The student’s private psychotherapist testified that she had discussed the student’s needs with the chief operating officer of Vincent Smith, and that a reward system for improved behavior was about to be implemented (Transcript p. 348). For example, the student would be able to earn certificates for satisfactory completion of his homework which could be exchanged for "nights off" from homework. She opined that Vincent Smith was good for the student because it had small classes to give him the attention he required and because it made him accountable for his homework to help him transition to the mainstream (Transcript pp. 351-352). Based upon the information before me, I find that petitioner has met his burden of proof with respect to the appropriateness of the educational services provided by Vincent Smith.

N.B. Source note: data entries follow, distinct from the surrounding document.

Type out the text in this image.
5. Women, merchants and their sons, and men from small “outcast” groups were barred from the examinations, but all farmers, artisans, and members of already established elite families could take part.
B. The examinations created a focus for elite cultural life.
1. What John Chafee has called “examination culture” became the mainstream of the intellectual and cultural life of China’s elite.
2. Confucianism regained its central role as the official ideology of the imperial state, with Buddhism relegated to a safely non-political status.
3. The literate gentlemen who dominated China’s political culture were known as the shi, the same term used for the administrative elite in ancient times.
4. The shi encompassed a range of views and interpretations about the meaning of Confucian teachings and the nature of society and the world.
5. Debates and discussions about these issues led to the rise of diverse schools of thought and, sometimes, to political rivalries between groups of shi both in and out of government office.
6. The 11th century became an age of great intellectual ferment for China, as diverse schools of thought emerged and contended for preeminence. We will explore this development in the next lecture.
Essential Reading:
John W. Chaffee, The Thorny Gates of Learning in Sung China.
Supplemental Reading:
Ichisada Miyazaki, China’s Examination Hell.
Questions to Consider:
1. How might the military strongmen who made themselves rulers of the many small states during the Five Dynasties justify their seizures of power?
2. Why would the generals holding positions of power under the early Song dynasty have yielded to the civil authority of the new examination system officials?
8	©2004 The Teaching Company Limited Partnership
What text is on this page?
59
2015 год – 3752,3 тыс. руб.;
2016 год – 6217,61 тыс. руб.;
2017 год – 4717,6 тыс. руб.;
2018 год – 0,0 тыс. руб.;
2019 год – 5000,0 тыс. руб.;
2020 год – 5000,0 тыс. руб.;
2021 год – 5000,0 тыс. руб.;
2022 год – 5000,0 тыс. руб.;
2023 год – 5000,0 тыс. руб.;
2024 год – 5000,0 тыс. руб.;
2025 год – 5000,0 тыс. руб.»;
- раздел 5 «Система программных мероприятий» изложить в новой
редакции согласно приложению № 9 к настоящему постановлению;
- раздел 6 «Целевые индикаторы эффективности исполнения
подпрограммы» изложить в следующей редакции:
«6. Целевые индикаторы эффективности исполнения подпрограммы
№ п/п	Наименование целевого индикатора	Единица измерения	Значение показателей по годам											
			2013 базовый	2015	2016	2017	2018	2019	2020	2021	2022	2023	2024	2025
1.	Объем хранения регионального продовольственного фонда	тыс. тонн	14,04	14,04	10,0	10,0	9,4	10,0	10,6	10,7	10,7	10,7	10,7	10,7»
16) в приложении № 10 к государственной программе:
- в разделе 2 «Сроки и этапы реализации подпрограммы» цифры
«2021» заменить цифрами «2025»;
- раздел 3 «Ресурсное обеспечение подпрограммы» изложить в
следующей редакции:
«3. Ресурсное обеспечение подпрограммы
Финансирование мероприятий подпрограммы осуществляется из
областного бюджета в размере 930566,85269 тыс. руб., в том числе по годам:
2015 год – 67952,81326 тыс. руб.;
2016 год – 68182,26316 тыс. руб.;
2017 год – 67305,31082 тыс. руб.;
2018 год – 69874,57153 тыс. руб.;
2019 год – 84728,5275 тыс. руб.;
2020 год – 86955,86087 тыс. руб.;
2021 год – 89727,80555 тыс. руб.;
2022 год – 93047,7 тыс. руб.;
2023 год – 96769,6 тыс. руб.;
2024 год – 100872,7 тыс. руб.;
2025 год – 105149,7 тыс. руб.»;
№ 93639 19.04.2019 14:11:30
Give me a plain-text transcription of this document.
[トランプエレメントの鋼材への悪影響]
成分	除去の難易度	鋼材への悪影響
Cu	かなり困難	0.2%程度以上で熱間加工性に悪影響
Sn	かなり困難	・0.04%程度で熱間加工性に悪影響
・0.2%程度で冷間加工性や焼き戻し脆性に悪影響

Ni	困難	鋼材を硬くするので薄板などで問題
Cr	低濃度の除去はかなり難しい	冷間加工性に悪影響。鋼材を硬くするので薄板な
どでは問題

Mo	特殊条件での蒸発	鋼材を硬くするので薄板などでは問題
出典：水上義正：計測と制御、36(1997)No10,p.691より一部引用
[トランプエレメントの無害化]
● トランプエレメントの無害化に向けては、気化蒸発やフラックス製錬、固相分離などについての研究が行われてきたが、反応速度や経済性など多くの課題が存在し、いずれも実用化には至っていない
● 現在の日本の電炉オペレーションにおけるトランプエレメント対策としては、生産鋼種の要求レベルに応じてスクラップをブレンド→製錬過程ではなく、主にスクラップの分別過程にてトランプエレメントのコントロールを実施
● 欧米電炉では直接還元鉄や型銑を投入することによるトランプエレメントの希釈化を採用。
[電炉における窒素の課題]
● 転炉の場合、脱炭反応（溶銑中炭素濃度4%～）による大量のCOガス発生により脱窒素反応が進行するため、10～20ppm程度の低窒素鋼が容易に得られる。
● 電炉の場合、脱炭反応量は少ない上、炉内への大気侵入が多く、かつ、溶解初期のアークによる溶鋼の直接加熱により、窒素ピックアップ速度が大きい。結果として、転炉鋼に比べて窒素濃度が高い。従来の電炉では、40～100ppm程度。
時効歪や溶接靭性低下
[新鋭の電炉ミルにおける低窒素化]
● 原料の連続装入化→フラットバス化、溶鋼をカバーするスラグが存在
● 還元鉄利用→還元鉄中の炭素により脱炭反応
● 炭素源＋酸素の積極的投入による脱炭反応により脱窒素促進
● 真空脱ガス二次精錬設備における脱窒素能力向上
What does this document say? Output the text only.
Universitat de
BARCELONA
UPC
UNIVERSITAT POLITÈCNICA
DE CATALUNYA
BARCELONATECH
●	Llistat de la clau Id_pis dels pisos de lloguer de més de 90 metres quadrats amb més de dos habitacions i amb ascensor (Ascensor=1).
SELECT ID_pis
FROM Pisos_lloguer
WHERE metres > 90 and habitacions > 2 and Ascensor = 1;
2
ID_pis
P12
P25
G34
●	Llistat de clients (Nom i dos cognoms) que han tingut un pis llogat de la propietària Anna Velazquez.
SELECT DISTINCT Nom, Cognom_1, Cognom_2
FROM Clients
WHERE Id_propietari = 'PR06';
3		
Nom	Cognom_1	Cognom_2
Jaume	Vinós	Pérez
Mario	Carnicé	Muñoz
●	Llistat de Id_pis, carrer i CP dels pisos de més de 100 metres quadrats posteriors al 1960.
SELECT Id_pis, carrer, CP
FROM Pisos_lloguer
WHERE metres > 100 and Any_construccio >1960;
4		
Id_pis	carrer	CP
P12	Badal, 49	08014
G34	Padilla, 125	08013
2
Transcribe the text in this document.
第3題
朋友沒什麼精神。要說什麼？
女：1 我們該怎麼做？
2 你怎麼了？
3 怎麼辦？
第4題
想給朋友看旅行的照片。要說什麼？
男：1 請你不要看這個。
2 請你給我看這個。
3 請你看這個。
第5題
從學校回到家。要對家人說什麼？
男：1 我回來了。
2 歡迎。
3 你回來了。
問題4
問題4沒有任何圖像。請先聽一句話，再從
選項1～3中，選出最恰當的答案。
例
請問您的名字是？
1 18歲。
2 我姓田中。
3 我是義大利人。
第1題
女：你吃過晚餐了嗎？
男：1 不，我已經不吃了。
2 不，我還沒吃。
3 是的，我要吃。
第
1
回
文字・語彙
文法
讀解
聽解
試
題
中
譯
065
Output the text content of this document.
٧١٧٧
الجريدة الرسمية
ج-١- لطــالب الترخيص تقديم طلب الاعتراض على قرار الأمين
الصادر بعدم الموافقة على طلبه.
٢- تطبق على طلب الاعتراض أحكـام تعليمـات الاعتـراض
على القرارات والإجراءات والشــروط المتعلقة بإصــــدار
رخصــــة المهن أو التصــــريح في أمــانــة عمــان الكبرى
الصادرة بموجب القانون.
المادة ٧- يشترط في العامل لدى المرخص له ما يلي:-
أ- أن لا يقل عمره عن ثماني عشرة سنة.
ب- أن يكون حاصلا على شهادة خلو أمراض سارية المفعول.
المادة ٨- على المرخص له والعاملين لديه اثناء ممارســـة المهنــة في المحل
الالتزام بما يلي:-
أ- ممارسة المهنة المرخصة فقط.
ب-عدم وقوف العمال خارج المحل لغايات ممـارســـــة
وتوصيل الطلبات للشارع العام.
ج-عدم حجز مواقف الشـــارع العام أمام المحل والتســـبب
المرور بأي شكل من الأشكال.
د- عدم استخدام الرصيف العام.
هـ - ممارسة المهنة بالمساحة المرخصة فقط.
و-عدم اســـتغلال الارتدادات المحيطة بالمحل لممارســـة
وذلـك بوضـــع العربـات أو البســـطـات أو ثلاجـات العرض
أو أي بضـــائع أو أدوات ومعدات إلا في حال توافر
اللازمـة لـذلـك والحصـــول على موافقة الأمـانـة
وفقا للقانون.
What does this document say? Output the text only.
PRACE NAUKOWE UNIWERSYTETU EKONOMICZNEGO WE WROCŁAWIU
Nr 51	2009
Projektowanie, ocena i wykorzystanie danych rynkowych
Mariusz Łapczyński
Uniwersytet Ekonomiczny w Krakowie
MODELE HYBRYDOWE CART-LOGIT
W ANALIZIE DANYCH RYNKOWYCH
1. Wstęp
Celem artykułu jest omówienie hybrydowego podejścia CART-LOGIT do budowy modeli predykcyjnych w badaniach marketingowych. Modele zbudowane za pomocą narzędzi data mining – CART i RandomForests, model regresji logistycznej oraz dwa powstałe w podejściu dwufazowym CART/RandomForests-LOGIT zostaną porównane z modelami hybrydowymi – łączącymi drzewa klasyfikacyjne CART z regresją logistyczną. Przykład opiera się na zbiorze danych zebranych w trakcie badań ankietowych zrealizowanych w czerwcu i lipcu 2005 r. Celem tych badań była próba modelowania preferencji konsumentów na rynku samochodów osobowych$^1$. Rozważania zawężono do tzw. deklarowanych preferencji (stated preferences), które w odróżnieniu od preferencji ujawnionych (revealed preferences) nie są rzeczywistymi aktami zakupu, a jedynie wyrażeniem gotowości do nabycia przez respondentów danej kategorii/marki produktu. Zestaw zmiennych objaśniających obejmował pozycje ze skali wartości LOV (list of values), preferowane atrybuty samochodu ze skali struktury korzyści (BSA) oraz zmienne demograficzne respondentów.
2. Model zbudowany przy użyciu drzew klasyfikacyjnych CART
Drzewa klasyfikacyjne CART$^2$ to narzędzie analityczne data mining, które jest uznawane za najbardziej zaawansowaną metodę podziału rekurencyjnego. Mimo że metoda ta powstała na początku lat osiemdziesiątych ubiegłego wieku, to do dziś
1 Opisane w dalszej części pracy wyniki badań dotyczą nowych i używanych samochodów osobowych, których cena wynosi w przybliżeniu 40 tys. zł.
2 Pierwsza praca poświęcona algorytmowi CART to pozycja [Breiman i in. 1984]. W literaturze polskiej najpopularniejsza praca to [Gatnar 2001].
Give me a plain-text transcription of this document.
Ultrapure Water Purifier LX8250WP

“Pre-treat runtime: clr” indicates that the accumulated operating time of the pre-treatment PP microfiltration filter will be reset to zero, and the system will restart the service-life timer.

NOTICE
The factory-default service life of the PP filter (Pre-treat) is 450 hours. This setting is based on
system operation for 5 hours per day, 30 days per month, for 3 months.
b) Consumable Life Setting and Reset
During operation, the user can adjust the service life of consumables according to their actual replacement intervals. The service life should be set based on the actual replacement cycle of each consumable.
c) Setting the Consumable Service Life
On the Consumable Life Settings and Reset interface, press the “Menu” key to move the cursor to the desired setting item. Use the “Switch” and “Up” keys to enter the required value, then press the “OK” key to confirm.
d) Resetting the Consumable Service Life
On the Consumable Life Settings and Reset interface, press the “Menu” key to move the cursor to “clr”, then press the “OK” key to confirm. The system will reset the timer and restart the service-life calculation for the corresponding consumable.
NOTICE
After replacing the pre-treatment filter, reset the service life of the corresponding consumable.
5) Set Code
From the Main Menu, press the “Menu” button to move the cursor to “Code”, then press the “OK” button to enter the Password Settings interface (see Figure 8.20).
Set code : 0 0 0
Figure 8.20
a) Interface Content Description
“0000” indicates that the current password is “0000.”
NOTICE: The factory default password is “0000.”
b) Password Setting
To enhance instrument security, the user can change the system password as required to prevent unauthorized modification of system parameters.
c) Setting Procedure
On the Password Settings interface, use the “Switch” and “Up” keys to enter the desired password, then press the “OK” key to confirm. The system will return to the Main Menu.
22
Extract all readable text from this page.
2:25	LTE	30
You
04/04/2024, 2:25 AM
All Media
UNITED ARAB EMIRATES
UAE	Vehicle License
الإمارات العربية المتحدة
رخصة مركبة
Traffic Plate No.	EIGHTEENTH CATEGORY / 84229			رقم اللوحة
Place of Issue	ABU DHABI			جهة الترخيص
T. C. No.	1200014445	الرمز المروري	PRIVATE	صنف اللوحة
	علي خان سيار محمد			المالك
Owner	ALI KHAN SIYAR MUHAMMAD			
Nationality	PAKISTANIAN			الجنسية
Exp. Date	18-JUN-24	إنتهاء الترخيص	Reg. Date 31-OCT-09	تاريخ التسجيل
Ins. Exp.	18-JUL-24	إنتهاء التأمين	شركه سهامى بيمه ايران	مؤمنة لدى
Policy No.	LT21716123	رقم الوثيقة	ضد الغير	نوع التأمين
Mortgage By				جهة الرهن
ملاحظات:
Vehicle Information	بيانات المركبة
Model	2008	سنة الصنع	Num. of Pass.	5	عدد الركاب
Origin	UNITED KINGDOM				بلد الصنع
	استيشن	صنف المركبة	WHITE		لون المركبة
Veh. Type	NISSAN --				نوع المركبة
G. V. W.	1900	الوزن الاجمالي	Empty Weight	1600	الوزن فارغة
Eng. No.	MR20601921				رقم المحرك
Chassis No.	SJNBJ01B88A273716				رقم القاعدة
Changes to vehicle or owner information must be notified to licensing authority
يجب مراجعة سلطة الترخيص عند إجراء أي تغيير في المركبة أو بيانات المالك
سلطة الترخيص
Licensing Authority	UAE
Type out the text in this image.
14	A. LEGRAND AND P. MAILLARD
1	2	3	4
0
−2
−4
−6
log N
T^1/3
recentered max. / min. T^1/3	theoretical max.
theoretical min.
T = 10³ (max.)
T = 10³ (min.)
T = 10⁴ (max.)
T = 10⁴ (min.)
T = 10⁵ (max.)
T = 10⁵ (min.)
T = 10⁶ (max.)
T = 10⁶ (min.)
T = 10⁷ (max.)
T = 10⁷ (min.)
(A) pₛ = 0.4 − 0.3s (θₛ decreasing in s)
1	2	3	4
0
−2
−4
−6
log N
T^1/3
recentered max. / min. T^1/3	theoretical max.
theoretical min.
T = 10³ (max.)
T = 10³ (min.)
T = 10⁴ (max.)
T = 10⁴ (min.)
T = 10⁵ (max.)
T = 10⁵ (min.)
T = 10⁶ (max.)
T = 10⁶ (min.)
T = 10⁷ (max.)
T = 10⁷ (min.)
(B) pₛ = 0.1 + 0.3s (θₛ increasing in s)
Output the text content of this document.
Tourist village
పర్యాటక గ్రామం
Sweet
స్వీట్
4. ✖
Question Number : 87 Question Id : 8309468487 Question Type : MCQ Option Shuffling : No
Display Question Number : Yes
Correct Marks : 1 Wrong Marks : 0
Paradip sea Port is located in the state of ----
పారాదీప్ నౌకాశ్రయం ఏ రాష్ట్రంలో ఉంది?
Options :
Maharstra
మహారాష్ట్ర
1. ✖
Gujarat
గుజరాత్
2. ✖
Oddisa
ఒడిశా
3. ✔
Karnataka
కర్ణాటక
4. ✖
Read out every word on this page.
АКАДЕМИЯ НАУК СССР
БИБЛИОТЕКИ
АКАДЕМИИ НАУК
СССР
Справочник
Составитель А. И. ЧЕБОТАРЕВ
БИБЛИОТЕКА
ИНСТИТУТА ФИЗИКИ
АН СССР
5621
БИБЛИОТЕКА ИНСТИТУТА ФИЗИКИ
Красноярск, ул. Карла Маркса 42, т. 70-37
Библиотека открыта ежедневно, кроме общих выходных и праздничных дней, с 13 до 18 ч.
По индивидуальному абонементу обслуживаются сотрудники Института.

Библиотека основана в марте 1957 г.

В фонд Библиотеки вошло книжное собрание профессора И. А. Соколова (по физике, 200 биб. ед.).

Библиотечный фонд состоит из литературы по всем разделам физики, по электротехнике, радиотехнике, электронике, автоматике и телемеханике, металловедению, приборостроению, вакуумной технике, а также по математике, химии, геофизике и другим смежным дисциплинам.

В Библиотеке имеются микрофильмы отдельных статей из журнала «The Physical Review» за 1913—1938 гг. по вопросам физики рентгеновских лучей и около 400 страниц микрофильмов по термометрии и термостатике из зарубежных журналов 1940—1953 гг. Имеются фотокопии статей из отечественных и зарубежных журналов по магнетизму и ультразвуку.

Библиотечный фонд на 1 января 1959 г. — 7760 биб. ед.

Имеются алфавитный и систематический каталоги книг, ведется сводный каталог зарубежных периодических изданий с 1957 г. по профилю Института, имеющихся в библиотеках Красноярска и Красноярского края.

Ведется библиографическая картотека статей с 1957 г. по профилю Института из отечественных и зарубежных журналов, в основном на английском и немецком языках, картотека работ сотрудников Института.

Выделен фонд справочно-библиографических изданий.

In order to obtain an award of tuition reimbursement, petitioner must also show that his claim for an award is supported by equitable considerations. There is no indication in the record that petitioner failed to cooperate with the CSE. The fact that he had enrolled his son in Vincent Smith prior to the CSE meeting on September 1, 1999 does not afford a basis for finding that his claim for tuition reimbursement is not supported by equitable considerations. I find that petitioner has satisfied the third criterion for an award of tuition reimbursement.
THE APPEAL IS SUSTAINED.
IT IS ORDERED that the decision of the hearing officer is hereby annulled; and,
IT IS FURTHER ORDERED that respondent shall reimburse petitioner for the cost of his son’s tuition at the Vincent Smith School during the 1999-2000 school year, upon petitioner’s submission of proof of payment.